Geçtiğimiz ay neredeyse tüm Müslüman coğrafyası irili ufaklı protesto gösterilerine şahit oldu. Bu gösterileri tetikleyen olgu, açıkça İslam karşıtlığı temelinde İslam dinine ve onun peygamberine dönük aşağılamalar ve hakaretler içeren bir filmin (Müslümanların Masumiyeti – The Innocence of Muslims) internette yayınlanan kısa versiyonu idi. Sanatsal olarak da düşünsel olarak da beş paralık bir kıymeti olmayan bu ucube filmin bu denli yankı uyandırması, hak ettiğinden milyon kez daha fazla bir tepkiyle karşılanması, içinden geçtiğimiz konjonktürün niteliğine dair önemli ipuçları sunuyor.
Söz konusu filmin emperyalist bir provokasyon olduğu, bu provokasyonun bir numaralı ve baş sorumlusunun ABD ve İsrail’deki emperyalist savaş tacirleri olduğu çok açık bir gerçektir. Ne var ki, provokatörlerin bunlarla sınırlı olduğunu söylemek de mümkün değildir. Nitekim, filmi yapanların, finanse edenlerin, gösterime sokanların ve internette yayınlayanların tüm çabalarına rağmen, film bir ilgi uyandırmamış ve unutulmaya yüz tutmuştu. Film ilk kez geçtiğimiz Haziran ayında ABD’nin Los Angeles kentindeki bir sinemada küçük bir seyirci topluluğuna gösteriliyor ve gösterimlerin arkası tüm çabalara rağmen gelmiyor. Ardından Temmuz ayında memnuniyetsiz yapımcılar filmi YouTube’a koyarak internetten yayınlıyorlar ancak film internette de pek bir ilgi çekmiyor. Bunun üzerine yapımcılar filme Arapça seslendirme yapıp bu versiyonunu da internete koyuyorlar, ama “tık yok”. Bu provokatif filmin amacına ulaşmasını sağlayan zat, Mısır’dan çıkıyor. El-Nas adlı Mısır merkezli İslamcı bir uydu televizyon kanalında program yapan Şeyh Halid Abdullah filmi “keşfediyor”. Şaibeli ilişkilere sahip bu şahıs 8 Eylülde filmden bölümler yayınlıyor ve tüm Müslümanları protestoya davet ediyor, tabii ki en başta Mısır’da yaşayan Hıristiyanlara (Kıptiler) karşı! Böylece başlayıp yayılan protestolar kimi ülkelerde barışçı biçimlerde sürerken, kimi ülkelerde onlarca insanın öldüğü şiddetli çatışmalar yaşandı. 11 Eylül’ün yıldönümüyle de çakışan bu protestolar içerisinde en çok ses getireni elbette Libya’nın Bingazi kentindeki ABD büyükelçisinin ölümüyle sonuçlanan saldırı oldu. Daha sonra özellikle İslamcı hükümetlerin sözcülerinin “soğukkanlılık” çağrılarının da etkisiyle protestolar sönümlenmeye başladı.

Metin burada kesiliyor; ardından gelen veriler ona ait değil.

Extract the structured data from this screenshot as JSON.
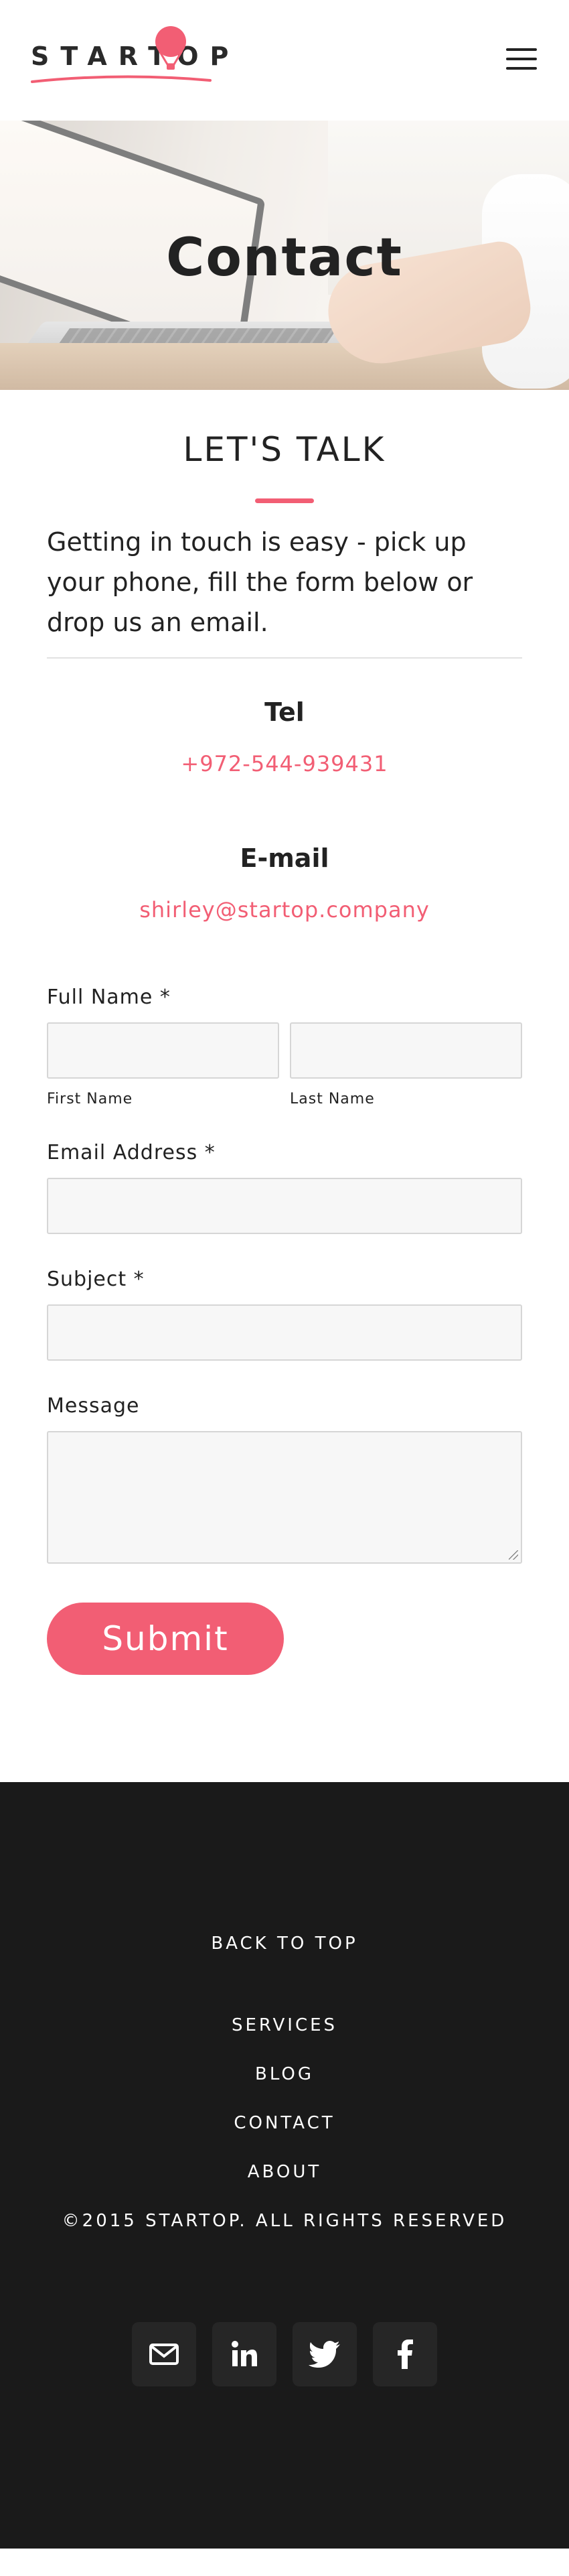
{
  "header": {
    "logo_text": "STARTOP",
    "brand_color": "#f25e74",
    "menu_icon": "hamburger-menu-icon"
  },
  "hero": {
    "title": "Contact"
  },
  "contact": {
    "heading": "LET'S TALK",
    "intro": "Getting in touch is easy - pick up your phone, fill the form below or drop us an email.",
    "tel_label": "Tel",
    "tel_value": "+972-544-939431",
    "email_label": "E-mail",
    "email_value": "shirley@startop.company"
  },
  "form": {
    "full_name_label": "Full Name *",
    "first_name_label": "First Name",
    "last_name_label": "Last Name",
    "email_label": "Email Address *",
    "subject_label": "Subject *",
    "message_label": "Message",
    "submit_label": "Submit",
    "first_name_value": "",
    "last_name_value": "",
    "email_value": "",
    "subject_value": "",
    "message_value": ""
  },
  "footer": {
    "back_to_top": "BACK TO TOP",
    "links": [
      "SERVICES",
      "BLOG",
      "CONTACT",
      "ABOUT"
    ],
    "copyright": "©2015 STARTOP. ALL RIGHTS RESERVED",
    "social": [
      "email-icon",
      "linkedin-icon",
      "twitter-icon",
      "facebook-icon"
    ],
    "background": "#1a1a1a"
  }
}
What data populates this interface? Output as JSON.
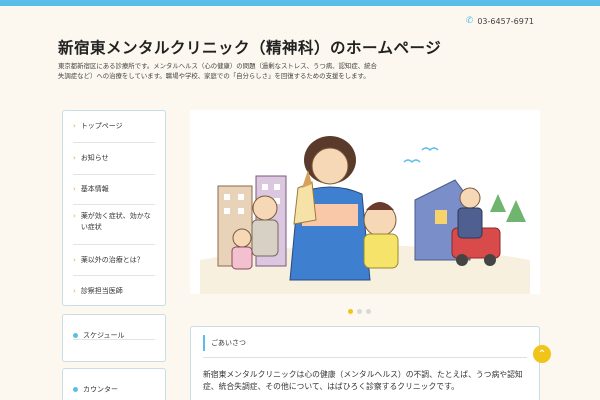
{
  "header": {
    "phone": "03-6457-6971",
    "phone_icon": "phone-icon",
    "title": "新宿東メンタルクリニック（精神科）のホームページ",
    "description": "東京都新宿区にある診療所です。メンタルヘルス（心の健康）の問題（過剰なストレス、うつ病、認知症、統合失調症など）への治療をしています。職場や学校、家庭での「自分らしさ」を回復するための支援をします。"
  },
  "nav": {
    "items": [
      {
        "label": "トップページ"
      },
      {
        "label": "お知らせ"
      },
      {
        "label": "基本情報"
      },
      {
        "label": "薬が効く症状、効かない症状"
      },
      {
        "label": "薬以外の治療とは？"
      },
      {
        "label": "診察担当医師"
      }
    ]
  },
  "sidebar": {
    "schedule": "スケジュール",
    "counter": "カウンター"
  },
  "slider": {
    "count": 3,
    "active_index": 0
  },
  "greeting": {
    "title": "ごあいさつ",
    "text": "新宿東メンタルクリニックは心の健康（メンタルヘルス）の不調、たとえば、うつ病や認知症、統合失調症、その他について、はばひろく診察するクリニックです。"
  },
  "colors": {
    "accent": "#5bbde8",
    "highlight": "#f0c419",
    "background": "#fdf8ef"
  }
}
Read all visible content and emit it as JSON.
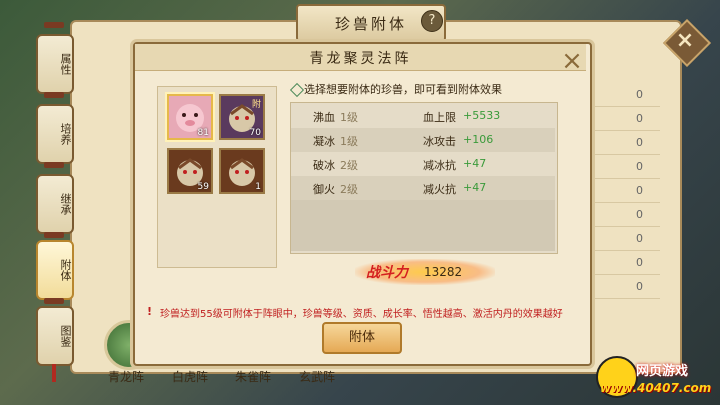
{
  "top_title": "珍兽附体",
  "help_icon": "?",
  "side_tabs": [
    {
      "label": "属性",
      "active": false
    },
    {
      "label": "培养",
      "active": false
    },
    {
      "label": "继承",
      "active": false
    },
    {
      "label": "附体",
      "active": true
    },
    {
      "label": "图鉴",
      "active": false
    }
  ],
  "bottom_tabs": [
    "青龙阵",
    "白虎阵",
    "朱雀阵",
    "玄武阵"
  ],
  "outer_close": "×",
  "outer_values": [
    "0",
    "0",
    "0",
    "0",
    "0",
    "0",
    "0",
    "0",
    "0"
  ],
  "modal": {
    "title": "青龙聚灵法阵",
    "close": "×",
    "instruction": "选择想要附体的珍兽，即可看到附体效果",
    "slots": [
      {
        "level": "81",
        "corner": "",
        "selected": true,
        "icon": "pig-beast-icon"
      },
      {
        "level": "70",
        "corner": "附",
        "selected": false,
        "icon": "tiger-beast-icon"
      },
      {
        "level": "59",
        "corner": "",
        "selected": false,
        "icon": "tiger-beast-icon"
      },
      {
        "level": "1",
        "corner": "",
        "selected": false,
        "icon": "tiger-beast-icon"
      }
    ],
    "skills": [
      {
        "name": "沸血",
        "level": "1级",
        "attr": "血上限",
        "value": "+5533"
      },
      {
        "name": "凝冰",
        "level": "1级",
        "attr": "冰攻击",
        "value": "+106"
      },
      {
        "name": "破冰",
        "level": "2级",
        "attr": "减冰抗",
        "value": "+47"
      },
      {
        "name": "御火",
        "level": "2级",
        "attr": "减火抗",
        "value": "+47"
      }
    ],
    "power_label": "战斗力",
    "power_value": "13282",
    "warning_icon": "!",
    "warning": "珍兽达到55级可附体于阵眼中，珍兽等级、资质、成长率、悟性越高、激活内丹的效果越好",
    "attach_button": "附体"
  },
  "watermark": {
    "name": "网页游戏",
    "url": "www.40407.com"
  },
  "colors": {
    "accent_gold": "#e5a955",
    "warning_red": "#c02020",
    "bonus_green": "#3a9a3a",
    "power_red": "#d42020"
  }
}
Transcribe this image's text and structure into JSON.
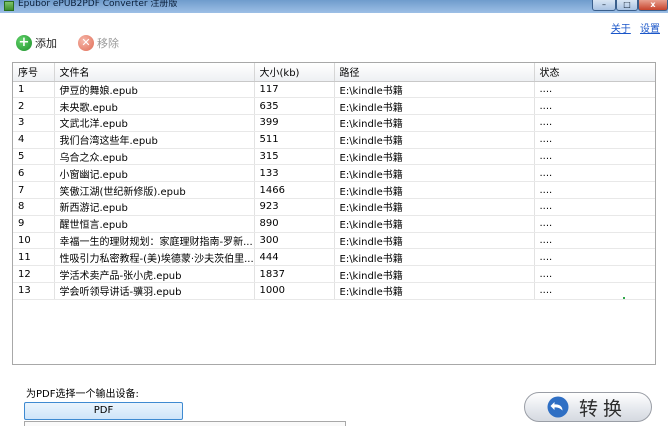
{
  "window": {
    "title": "Epubor ePUB2PDF Converter 注册版"
  },
  "header_links": {
    "about": "关于",
    "settings": "设置"
  },
  "toolbar": {
    "add_label": "添加",
    "remove_label": "移除"
  },
  "table": {
    "columns": [
      "序号",
      "文件名",
      "大小(kb)",
      "路径",
      "状态"
    ],
    "rows": [
      {
        "num": "1",
        "name": "伊豆的舞娘.epub",
        "size": "117",
        "path": "E:\\kindle书籍",
        "status": "...."
      },
      {
        "num": "2",
        "name": "未央歌.epub",
        "size": "635",
        "path": "E:\\kindle书籍",
        "status": "...."
      },
      {
        "num": "3",
        "name": "文武北洋.epub",
        "size": "399",
        "path": "E:\\kindle书籍",
        "status": "...."
      },
      {
        "num": "4",
        "name": "我们台湾这些年.epub",
        "size": "511",
        "path": "E:\\kindle书籍",
        "status": "...."
      },
      {
        "num": "5",
        "name": "乌合之众.epub",
        "size": "315",
        "path": "E:\\kindle书籍",
        "status": "...."
      },
      {
        "num": "6",
        "name": "小窗幽记.epub",
        "size": "133",
        "path": "E:\\kindle书籍",
        "status": "...."
      },
      {
        "num": "7",
        "name": "笑傲江湖(世纪新修版).epub",
        "size": "1466",
        "path": "E:\\kindle书籍",
        "status": "...."
      },
      {
        "num": "8",
        "name": "新西游记.epub",
        "size": "923",
        "path": "E:\\kindle书籍",
        "status": "...."
      },
      {
        "num": "9",
        "name": "醒世恒言.epub",
        "size": "890",
        "path": "E:\\kindle书籍",
        "status": "...."
      },
      {
        "num": "10",
        "name": "幸福一生的理财规划：家庭理财指南-罗新...",
        "size": "300",
        "path": "E:\\kindle书籍",
        "status": "...."
      },
      {
        "num": "11",
        "name": "性吸引力私密教程-(美)埃德蒙·沙夫茨伯里...",
        "size": "444",
        "path": "E:\\kindle书籍",
        "status": "...."
      },
      {
        "num": "12",
        "name": "学活术卖产品-张小虎.epub",
        "size": "1837",
        "path": "E:\\kindle书籍",
        "status": "...."
      },
      {
        "num": "13",
        "name": "学会听领导讲话-骥羽.epub",
        "size": "1000",
        "path": "E:\\kindle书籍",
        "status": "...."
      }
    ]
  },
  "output": {
    "label": "为PDF选择一个输出设备:",
    "device_button": "PDF"
  },
  "convert": {
    "label": "转换"
  },
  "colors": {
    "accent": "#3e8ad1",
    "add_green": "#1c8f2a",
    "link_blue": "#1a56c9"
  }
}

Ne var ki, bu tarz provokasyonların ne ilkiydi bu film, ne de sonuncusu oldu. Daha konu tümüyle kapanmadan bu kez Fransa’da, üstelik de sözkonusu filme verilen tepkileri alay konusu haline getiren ve yine İslam peygamberiyle ilgili cinsel imalar içeren karikatürler, “fikir özgürlüğü” kılıfıyla yayınlanıyor. New York metrosunda ise bilboardları, Filistinlileri ve onlar dolayımıyla Müslümanları barbar ilan eden İslamofobik afişler süslüyor, üstelik de ABD yüksek mahkemesinin onayıyla. Bu afişlerde şunlar yazıyor: “Uygar insan ile barbar arasındaki her savaşta uygar insanı destekle. İsrail’i destekle. Cihadı mağlup et.”
Görülüyor ki, Müslüman ülkelerde yaşayan tüm insanları aynı çuvala dolduran, onları barbar, cahil, geri, cani, tahammülsüz ve hoşgörüsüz, rasyonel olmayan, ilkel tepkiler veren, kışkırmaya bahane arayan yaratıklar olarak resmeden İslamofobik girişimler giderek artacak ve pervasızlaşacaktır. Bu ırkçı ve faşist yaklaşımla varılmak istenen hedefi iki noktada özetlemek mümkün. Birincisi, emperyalist paylaşımın bugünkü temel önceliği olan Ortadoğu’ya askeri müdahaleyi psikolojik ve ideolojik olarak meşrulaştırmaya katkıda bulunmak. İkincisi, Batı ülkelerinde yaşayan Müslüman ülkelerden gelen göçmenleri hedef göstererek Batı işçi sınıfının birliğini bozmak ve faşist demagojiye daha güçlü bir zemin hazırlamak.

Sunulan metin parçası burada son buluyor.